Il grano di Filippo riesce a crescere a una temperatura di 35-40 gradi. «Siamo stati anche definiti pazzi per esserci spinti così oltre - ci racconta Filippo -. Abbiamo aperto Google Maps e abbiamo capito che era quello il posto in cui dovevamo lavorare, al fiume Senegal. Dopo abbiamo seguito il percorso scientifico, cercando i dati di temperatura e suolo. Ad aiutarci è stato in gran parte il Centro Nazionale delle Ricerche Svedesi che ha ritenuto il nostro progetto sufficientemente possibile da darci i fondi necessari per operare». Il grano di Filippo è molto precoce, va a semina e raccolta in soli 92 giorni, lungo il fiume Senegal. Tollera temperature costanti di oltre 40 gradi. La sua forza è dovuta a un polline che non si secca quando le temperature sono così alte e rimane quindi capace di produrre un buon numero di semi per spiga. La forza deriva da antichi semi di farro e da un’erbaccia commestibile chiamata ‘erba pecora’ raccolti in Siria e poi incrociati via pollinazione con delle varietà Icarda ad alto rendimento. Il grano di Filippo riesce a raggiungere una produzione di circa 2-4 tonnellate per ettaro.

«Il 7 marzo abbiamo avuto un incontro molto importante a Dakar, con un rappresentante del ministero, il mio direttore generale, e tanti attori chiave della filiera, inclusa la cooperazione italiana. In tale occasione, il governo senegalese si è dichiarato pronto a sostenere la produzione del frumento - ci racconta orgoglioso Filippo -. Mirano a produrre il 50% del loro fabbisogno direttamente sulle terre del fiume tramite le nostre varietà. Direi che è un bel passo avanti rispetto al 2013 quando il frumento non esisteva assolutamente in Senegal nè era mai stato considerato». In questo momento le varietà sono pronte, ma hanno bisogno di ulteriori fondi per essere moltiplicate. Filippo ci spiega che questa è una fase molto delicata dove è necessario prendere la scoperta e trasformarla in cibo sulla tavola. «Siamo in cerca di partners e di sponsor - ci dice Filippo -. Senza di essi resterà solo una bella scoperta, ma senza impatto reale».

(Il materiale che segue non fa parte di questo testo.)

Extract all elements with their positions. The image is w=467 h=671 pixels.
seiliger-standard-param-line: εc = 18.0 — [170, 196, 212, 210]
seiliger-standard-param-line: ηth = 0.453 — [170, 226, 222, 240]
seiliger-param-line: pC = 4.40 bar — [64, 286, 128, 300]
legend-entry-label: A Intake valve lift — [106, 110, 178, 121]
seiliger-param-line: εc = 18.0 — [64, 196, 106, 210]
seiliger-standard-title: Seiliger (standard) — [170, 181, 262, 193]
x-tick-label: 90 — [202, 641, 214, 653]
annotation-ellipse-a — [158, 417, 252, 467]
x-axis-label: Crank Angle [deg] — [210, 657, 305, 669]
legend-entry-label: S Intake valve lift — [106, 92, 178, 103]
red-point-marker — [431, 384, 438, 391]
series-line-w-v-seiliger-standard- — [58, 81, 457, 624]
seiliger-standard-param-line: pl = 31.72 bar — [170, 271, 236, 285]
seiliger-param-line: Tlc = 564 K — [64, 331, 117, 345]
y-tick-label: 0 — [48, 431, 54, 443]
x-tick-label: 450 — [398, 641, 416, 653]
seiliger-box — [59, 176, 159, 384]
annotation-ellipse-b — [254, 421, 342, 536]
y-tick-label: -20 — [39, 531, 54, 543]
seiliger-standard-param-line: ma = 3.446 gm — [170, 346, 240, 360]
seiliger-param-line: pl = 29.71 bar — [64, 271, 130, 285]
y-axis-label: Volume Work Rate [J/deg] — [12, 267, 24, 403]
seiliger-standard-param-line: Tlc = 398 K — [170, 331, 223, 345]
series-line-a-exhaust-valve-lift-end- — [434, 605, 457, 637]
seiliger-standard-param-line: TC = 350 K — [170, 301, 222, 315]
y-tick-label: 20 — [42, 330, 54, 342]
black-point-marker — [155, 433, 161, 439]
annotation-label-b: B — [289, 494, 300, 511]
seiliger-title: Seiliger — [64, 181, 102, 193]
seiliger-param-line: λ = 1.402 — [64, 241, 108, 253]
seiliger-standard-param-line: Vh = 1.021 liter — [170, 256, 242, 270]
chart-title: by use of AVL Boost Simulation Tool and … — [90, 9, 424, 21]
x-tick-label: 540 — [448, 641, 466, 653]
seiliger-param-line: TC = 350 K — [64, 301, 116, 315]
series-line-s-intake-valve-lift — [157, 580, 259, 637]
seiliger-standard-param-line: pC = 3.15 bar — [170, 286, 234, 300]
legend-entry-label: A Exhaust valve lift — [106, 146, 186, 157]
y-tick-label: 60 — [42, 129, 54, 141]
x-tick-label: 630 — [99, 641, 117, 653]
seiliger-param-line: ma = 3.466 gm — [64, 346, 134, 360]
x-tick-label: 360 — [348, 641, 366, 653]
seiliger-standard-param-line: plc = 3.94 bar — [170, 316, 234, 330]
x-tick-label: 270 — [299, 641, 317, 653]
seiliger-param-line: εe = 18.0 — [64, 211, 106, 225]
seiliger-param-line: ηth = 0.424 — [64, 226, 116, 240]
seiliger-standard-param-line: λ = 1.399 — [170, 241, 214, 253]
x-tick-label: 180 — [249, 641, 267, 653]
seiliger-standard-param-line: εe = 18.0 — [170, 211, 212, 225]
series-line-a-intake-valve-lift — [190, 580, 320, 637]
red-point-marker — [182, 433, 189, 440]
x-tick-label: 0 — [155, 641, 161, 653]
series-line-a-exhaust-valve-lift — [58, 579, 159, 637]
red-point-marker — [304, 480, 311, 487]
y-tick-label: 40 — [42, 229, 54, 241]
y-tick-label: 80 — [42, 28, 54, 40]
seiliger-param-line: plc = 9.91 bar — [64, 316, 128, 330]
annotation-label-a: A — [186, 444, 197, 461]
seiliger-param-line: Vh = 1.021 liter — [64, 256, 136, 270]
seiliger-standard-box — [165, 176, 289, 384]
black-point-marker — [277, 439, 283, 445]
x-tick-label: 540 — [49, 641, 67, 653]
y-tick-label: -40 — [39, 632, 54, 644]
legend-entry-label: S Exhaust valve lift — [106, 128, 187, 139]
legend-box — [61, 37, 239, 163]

Ma le difficoltà non sono state solo economiche, malgrado la popolazione abbia ben accolto studiosi e ricercatori sulle proprie terre, Filippo, ci racconta quanto sia stato complesso spiegare agli agricoltori locali la coltura del frumento che essi non conoscevano nel modo più assoluto. «Abbiamo dovuto lavorare molto per spiegare e programmare tutte le parti tecniche di base, prima di raggiungere il risultato. Sarebbe come chiedere a ricercatori e contadini italiani di coltivare una noce di cocco che resiste alle basse temperature nella valle del Po».

Malgrado le difficoltà e le risorse (che hanno necessariamente bisogno di essere trovate) una delle più belle soddisfazioni è vedere il sorriso sul volto della popolazione locale che è rimasta estremamente sbalordita dalla scoperta di Filippo. «Riceviamo richieste praticamente ogni giorno - ci racconta lui -. Purtroppo non abbiamo abbastanza semi per accontentare tutti. Posso però dire con grande piacere che i primi agricoltori senegalesi a coltivare queste varietà sono delle donne. A loro va riconosciuto l’immenso coraggio di aver rischiato per prime e saranno loro a dover essere ringraziate se un domani, il Senegal, sarà diventato un produttore di frumento».